Feeling like I was out on a limb (and remember, this was almost 2 weeks before a group of major progressive pundits belatedly started writing about the trend), I asked a friend out here in Denver who works with a company called Trendrr to officially track whether my prediction was right - and you can see from the results above, it was - more so than I ever expected.
As the graph shows, the use of the exact term "center-right nation" spiked immediately after election day (point "0" is the day my column published, point "1" is election day).
While it's true - this trend study doesn't tell us how many of the "center-right nation" references are saying this is "not a center-right nation." But a look through Lexis-Nexis shows it's safe to assume that the vast majority of these references are asserting this is a "center-right nation."

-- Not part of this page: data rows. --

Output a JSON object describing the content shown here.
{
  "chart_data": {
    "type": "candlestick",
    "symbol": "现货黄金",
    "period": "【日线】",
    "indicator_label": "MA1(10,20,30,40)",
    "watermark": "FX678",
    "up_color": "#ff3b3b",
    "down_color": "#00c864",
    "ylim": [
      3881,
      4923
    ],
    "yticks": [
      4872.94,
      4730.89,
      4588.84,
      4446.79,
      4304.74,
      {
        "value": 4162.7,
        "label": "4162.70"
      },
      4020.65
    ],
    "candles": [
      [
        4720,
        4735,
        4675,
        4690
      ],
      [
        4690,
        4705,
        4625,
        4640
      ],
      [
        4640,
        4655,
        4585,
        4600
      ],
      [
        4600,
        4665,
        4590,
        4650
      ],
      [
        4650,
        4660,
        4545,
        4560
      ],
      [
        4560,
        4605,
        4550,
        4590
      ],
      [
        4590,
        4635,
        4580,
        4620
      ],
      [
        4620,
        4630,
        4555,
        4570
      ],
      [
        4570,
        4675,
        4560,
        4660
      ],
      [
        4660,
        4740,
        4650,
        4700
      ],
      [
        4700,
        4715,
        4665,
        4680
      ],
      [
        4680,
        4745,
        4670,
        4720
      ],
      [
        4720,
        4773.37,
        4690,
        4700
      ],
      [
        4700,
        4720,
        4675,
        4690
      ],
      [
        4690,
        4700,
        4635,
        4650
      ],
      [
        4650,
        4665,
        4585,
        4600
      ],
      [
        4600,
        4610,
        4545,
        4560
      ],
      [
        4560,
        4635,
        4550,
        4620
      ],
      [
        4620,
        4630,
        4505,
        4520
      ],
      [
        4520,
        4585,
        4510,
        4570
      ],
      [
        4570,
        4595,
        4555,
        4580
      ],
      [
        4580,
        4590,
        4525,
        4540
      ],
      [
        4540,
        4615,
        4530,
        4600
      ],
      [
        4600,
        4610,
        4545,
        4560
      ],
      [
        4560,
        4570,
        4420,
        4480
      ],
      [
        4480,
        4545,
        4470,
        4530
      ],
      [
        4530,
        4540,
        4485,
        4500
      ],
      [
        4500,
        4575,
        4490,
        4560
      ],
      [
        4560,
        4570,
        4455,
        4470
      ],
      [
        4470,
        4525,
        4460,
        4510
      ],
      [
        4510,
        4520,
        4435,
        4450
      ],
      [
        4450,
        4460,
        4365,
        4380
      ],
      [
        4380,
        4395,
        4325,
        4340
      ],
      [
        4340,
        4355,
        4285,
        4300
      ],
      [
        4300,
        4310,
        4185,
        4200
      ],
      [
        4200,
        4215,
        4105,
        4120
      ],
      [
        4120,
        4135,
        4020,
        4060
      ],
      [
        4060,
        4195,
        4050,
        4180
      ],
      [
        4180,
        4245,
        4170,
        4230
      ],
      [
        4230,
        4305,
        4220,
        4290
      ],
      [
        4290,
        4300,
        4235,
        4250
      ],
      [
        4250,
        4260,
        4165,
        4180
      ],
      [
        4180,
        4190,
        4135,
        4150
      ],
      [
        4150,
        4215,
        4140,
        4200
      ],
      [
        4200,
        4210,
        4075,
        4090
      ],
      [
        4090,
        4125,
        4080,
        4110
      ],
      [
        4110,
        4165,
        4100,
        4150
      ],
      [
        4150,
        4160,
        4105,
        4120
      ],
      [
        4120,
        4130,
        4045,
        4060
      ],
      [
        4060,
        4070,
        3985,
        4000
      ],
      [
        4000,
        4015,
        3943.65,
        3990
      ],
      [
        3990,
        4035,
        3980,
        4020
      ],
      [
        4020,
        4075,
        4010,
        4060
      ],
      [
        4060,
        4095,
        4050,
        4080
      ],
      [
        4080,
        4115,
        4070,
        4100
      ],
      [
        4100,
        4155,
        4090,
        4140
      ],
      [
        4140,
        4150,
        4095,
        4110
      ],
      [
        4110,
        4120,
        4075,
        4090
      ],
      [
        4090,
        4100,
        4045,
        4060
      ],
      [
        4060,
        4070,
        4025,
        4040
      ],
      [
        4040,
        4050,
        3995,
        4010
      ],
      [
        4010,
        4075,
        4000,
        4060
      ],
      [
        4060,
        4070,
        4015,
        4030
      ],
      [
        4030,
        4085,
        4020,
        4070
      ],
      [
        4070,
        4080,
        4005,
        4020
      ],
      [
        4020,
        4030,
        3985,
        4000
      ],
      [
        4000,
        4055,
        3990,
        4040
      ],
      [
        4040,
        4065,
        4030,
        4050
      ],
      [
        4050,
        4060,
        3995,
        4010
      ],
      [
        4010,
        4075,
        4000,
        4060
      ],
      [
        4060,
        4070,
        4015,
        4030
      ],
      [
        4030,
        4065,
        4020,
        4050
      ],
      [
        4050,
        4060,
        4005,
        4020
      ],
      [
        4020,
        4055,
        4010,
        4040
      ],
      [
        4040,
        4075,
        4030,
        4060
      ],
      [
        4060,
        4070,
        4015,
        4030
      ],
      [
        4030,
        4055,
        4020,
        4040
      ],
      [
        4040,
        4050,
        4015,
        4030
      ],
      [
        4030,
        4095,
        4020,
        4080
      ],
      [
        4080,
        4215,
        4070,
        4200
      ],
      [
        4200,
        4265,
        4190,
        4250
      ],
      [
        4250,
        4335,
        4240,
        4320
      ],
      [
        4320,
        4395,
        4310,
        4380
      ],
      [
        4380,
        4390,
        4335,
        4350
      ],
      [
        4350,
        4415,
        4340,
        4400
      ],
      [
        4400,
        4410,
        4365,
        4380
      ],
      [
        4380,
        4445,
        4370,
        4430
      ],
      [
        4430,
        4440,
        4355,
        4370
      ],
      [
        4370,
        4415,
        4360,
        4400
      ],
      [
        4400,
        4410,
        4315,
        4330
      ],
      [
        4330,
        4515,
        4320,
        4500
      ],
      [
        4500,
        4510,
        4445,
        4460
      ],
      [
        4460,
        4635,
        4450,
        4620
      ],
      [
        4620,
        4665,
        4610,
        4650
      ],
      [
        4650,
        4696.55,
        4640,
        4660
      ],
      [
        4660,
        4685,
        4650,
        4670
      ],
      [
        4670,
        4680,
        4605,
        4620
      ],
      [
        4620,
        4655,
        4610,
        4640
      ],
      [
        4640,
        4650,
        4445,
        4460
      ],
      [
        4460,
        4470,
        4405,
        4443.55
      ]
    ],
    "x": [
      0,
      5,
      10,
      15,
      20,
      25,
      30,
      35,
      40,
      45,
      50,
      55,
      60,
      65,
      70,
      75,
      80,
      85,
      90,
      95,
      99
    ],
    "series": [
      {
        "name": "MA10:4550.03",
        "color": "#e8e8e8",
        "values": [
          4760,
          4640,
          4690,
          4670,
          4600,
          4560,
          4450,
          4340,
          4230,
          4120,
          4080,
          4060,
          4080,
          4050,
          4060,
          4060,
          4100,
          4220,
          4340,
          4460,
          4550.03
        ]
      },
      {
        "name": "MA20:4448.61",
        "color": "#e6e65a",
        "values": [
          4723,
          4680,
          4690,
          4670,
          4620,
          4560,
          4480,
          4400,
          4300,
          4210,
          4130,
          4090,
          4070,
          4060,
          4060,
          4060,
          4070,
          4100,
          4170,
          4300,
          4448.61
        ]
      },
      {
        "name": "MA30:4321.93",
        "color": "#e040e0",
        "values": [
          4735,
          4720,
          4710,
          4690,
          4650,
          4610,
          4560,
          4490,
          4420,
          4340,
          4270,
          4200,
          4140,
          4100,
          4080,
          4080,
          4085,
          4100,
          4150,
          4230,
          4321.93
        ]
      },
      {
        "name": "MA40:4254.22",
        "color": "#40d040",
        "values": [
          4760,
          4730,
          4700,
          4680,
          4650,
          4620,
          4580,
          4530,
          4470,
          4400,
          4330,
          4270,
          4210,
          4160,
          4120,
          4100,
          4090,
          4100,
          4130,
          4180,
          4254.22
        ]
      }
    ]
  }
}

It is easy—for some, even tempting—to detect the dawn of a new progressive era in the autumn of Barack Obama's campaign for the presidency ... But history, as John Adams once said of facts, is a stubborn thing, and it tells us that Democratic presidents from FDR to JFK to LBJ to Carter to Clinton usually wind up moving farther right than they thought they ever would, or they pay for their continued liberalism at the polls. Should Obama win, he will have to govern a nation that is more instinctively conservative than it is liberal—a perennial reality that past Democratic presidents have ignored at their peril. A party founded by Andrew Jackson on the principle that "the majority is to govern" has long found itself flummoxed by the failure of that majority to see the virtues of the Democrats and the vices of the Republicans.